O presidente da Society for Diet and Activity Methods [Sociedade Internacional para Métodos de Dieta e Atividade Física] também destaca outros problemas, incluindo a escassez de especialistas como fisiologistas em ambientes hospitalares e a insuficiência de estrutura.

"Em Portugal não dispomos de 'diretrizes' específicas para exercícios físicos durante os tratamentos. Algumas cidades do norte já realizaram trabalhos neste campo, porém ainda não encontramos um método uniforme para transformar isso em recomendações aplicáveis aos nossos sistemas de saúde", afirmou, demonstrando optimismo na situação atual.

Durante a conferência realizada em Lisboa, peritos norte-americanos estabeleceram como objetivo aos Estados Unidos que, até 2029, entre 40% e 50% dos indivíduos diagnosticados com câncer incluam na sua terapia habitual uma rotina de exercícios físicos.

“No momento, talvez estejam a alcançar cerca de 3%. Esta é uma meta ambiciosa, porém demonstra que há progresso nessa área. Em Portugal, estamos apenas no início dessa experiência. No entanto, não somos os únicos. Vários países vizinhos enfrentam igualmente esse desafio. Estou certo de que conseguiremos atingir essa marca,” afirmou.
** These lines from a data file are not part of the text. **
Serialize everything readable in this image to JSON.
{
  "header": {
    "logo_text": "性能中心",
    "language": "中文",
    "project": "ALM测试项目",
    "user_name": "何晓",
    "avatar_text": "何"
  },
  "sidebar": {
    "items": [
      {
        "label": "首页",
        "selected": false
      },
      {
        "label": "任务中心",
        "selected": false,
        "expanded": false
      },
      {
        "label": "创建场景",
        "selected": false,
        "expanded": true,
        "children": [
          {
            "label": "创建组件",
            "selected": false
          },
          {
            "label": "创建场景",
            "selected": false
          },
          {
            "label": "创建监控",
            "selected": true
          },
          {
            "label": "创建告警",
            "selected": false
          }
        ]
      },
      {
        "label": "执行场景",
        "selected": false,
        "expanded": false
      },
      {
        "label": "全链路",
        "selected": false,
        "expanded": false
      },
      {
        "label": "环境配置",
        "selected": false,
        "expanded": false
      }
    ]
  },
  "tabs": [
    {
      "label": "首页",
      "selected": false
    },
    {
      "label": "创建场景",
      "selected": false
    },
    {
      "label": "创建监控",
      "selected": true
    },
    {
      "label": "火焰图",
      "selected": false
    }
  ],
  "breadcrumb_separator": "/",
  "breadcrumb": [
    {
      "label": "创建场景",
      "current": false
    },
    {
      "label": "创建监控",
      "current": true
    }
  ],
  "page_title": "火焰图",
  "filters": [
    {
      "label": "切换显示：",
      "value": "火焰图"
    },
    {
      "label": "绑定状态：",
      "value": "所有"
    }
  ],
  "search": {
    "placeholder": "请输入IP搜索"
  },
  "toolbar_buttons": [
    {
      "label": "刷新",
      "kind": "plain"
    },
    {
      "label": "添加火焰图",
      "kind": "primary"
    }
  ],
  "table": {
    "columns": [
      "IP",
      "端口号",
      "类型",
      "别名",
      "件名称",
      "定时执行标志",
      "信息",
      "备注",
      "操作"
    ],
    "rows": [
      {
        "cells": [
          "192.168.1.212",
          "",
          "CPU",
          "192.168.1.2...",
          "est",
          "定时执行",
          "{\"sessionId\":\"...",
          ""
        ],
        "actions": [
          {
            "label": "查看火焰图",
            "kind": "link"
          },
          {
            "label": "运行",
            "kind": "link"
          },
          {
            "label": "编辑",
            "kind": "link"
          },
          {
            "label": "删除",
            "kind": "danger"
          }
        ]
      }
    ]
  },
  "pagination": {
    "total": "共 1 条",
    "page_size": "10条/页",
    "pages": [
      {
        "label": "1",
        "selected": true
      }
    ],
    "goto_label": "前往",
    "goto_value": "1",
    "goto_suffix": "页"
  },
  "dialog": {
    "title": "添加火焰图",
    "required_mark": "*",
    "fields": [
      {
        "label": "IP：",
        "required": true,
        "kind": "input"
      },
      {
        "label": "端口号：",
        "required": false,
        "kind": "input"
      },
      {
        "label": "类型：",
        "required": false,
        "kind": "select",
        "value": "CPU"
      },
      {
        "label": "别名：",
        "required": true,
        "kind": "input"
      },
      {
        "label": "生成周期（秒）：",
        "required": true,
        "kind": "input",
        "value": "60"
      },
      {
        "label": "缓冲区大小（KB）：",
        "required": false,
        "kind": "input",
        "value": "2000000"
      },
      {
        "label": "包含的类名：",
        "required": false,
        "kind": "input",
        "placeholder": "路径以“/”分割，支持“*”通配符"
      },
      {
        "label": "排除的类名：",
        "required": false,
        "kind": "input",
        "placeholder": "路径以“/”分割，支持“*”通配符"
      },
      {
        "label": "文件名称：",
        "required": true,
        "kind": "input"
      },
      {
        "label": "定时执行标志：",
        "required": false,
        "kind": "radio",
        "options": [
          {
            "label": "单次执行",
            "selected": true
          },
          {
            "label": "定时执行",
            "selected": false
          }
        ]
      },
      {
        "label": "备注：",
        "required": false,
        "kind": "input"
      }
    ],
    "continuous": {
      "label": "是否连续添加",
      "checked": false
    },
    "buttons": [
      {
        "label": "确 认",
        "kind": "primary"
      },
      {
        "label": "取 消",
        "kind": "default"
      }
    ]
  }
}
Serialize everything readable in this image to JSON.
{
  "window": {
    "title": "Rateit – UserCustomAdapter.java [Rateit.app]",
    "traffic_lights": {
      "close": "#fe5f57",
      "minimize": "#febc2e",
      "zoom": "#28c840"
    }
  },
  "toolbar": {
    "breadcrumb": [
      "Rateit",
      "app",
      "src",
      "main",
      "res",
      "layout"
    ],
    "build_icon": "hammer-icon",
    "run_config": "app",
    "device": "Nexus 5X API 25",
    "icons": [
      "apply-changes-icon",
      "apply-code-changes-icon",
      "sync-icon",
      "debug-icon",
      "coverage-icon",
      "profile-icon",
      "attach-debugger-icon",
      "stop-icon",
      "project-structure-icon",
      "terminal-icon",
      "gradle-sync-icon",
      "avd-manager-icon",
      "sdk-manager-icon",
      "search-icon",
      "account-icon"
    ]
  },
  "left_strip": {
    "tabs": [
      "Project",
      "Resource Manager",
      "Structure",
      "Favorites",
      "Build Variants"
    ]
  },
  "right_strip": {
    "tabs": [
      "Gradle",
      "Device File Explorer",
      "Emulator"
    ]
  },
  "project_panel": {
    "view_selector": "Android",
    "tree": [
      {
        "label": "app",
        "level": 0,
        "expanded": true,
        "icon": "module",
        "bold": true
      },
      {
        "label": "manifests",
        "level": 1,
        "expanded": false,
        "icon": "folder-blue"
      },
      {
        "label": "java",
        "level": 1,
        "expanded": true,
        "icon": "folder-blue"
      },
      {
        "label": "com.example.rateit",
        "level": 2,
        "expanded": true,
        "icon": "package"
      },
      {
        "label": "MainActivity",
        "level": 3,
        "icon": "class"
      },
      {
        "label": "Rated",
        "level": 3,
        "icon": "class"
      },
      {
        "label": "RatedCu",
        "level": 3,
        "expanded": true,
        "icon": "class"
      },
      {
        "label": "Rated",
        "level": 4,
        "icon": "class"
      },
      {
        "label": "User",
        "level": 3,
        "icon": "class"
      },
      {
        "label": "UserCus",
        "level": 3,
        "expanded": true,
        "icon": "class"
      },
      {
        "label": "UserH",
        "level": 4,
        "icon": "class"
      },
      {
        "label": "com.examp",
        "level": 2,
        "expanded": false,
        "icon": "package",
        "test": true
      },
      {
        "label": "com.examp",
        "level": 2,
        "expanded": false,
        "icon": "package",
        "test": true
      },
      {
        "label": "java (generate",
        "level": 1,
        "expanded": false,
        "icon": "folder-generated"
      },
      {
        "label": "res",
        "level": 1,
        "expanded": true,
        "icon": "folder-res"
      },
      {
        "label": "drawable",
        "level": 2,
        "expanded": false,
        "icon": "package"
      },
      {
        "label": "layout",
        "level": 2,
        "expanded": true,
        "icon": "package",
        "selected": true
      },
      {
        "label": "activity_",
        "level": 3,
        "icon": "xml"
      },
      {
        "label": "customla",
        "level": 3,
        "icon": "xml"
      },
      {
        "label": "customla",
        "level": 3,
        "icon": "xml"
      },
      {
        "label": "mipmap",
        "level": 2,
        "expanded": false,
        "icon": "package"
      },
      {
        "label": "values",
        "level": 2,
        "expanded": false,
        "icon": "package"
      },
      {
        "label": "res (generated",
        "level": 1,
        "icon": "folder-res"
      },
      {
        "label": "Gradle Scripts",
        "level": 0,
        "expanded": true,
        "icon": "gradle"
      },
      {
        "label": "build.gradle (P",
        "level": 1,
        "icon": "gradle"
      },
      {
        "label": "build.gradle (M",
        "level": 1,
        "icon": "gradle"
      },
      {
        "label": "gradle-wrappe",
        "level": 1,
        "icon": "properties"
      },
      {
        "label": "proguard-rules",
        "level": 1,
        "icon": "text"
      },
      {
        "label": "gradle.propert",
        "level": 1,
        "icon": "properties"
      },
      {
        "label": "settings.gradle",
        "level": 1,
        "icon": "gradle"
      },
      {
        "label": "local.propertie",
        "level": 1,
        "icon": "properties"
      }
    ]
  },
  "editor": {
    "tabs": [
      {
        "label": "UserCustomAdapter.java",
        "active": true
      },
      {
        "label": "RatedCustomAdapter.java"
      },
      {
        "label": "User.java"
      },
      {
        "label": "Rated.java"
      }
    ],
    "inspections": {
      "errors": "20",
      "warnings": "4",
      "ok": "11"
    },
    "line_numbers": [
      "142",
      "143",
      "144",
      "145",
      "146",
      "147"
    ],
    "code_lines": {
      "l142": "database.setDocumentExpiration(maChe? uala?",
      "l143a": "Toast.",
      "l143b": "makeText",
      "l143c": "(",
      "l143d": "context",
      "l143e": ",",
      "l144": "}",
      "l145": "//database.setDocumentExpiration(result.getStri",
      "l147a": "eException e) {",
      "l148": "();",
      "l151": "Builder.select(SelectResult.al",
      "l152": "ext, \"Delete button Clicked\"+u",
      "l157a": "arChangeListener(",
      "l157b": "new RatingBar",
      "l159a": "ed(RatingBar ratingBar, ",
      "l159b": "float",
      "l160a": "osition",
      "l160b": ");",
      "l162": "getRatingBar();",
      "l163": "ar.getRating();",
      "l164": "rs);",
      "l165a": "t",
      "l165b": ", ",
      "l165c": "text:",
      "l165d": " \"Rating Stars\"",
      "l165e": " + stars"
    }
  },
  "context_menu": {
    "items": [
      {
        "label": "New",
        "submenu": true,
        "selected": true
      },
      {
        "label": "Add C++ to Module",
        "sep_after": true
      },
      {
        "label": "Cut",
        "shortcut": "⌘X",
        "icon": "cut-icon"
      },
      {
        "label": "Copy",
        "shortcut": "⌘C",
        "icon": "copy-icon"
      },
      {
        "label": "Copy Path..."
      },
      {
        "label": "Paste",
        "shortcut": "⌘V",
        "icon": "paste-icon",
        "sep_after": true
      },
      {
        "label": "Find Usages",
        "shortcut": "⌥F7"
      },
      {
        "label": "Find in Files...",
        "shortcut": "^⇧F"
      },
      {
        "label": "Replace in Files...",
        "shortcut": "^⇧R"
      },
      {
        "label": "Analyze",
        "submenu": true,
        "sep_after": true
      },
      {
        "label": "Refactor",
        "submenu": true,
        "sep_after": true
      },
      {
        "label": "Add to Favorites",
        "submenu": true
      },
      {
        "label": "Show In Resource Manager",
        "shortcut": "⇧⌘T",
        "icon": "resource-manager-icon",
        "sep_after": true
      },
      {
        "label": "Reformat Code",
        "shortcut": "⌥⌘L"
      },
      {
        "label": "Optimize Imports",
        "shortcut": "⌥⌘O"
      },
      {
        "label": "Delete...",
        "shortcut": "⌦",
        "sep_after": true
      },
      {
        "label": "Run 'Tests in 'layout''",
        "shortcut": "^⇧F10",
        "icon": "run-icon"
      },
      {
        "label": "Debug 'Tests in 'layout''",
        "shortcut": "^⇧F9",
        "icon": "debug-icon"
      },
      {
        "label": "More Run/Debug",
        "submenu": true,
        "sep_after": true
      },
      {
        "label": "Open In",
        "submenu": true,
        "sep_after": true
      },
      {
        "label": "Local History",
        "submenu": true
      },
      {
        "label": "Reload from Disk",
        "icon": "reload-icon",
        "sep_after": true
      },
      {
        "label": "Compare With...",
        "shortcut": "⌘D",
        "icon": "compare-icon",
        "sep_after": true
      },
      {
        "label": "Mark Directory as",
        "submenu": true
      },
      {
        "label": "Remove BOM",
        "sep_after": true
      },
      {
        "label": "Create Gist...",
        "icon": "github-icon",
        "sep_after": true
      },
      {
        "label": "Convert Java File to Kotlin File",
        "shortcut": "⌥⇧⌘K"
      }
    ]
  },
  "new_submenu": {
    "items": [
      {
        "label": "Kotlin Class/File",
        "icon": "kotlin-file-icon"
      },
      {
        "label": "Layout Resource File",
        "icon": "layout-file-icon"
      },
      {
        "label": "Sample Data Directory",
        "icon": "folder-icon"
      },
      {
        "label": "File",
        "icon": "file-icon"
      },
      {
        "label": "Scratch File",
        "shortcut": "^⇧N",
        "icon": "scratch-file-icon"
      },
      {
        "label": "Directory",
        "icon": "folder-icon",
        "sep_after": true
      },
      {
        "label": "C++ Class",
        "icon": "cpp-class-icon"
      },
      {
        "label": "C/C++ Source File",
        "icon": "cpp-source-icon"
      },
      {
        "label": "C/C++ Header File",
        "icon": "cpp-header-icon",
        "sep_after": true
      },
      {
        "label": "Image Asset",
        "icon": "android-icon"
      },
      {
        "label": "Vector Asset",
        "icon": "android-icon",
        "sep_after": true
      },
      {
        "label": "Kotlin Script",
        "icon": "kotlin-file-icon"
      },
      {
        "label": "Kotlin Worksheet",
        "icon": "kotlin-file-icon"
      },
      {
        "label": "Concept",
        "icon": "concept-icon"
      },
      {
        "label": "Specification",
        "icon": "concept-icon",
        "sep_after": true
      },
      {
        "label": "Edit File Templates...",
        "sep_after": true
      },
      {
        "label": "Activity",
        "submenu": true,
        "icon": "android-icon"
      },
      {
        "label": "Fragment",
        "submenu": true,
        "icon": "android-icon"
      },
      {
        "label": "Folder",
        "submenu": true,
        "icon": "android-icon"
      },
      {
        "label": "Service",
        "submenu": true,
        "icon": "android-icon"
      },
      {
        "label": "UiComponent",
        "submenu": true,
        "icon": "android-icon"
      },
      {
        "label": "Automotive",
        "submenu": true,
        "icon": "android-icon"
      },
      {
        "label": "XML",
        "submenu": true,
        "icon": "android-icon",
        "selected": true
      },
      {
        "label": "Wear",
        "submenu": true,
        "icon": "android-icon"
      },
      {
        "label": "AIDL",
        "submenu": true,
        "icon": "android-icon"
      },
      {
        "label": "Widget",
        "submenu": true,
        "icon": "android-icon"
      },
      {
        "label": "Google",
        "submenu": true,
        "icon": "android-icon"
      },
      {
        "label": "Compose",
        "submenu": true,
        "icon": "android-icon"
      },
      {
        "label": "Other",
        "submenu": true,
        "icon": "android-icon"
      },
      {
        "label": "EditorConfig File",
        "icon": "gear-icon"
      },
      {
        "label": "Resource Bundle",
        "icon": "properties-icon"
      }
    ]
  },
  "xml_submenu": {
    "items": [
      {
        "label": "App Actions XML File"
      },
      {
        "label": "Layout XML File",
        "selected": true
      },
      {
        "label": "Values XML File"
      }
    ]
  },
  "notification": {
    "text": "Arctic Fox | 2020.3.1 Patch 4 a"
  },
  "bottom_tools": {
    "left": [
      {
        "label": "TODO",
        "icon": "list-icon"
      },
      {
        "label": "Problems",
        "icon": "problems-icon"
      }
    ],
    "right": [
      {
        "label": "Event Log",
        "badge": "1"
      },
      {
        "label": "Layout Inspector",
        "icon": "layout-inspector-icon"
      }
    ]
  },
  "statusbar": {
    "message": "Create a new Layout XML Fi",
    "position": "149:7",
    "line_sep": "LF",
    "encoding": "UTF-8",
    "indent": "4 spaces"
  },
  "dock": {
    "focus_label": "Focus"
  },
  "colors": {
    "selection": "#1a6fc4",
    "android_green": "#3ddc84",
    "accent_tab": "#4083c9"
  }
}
Um novo estudo epidemiológico envolvendo aproximadamente 85 mil indivíduos e conduzido pela Universidade de Oxford, no Reino Unido, do qual Pedro Saint-Maurice fez parte, revela que "pessoas adultas que conseguem atingir 9.000 passos diários tendem a desfrutar dos maiores benefícios na diminuição do risco de desenvolver câncer".

Tendo em conta que o número de passos é uma métrica "muito objetiva e simples de acompanhar" graças aos smartphones, smartwatches e aplicativos, Pedro Saint-Maurice destacou que "a atividade física pode ocorrer durante todo o dia sem necessariamente ser contínua".

"Basta considerar planos (...), ir a pé ao local de trabalho, utilizar mais as escadas em lugar do elevador, estacionar o carro à distância maior da entrada dos prédios", propôs.

Tarefas de jardim, afazeres domésticos que possam incluir itens mais pesados ou responsabilidades do dia a dia dentro de casa também são propostas.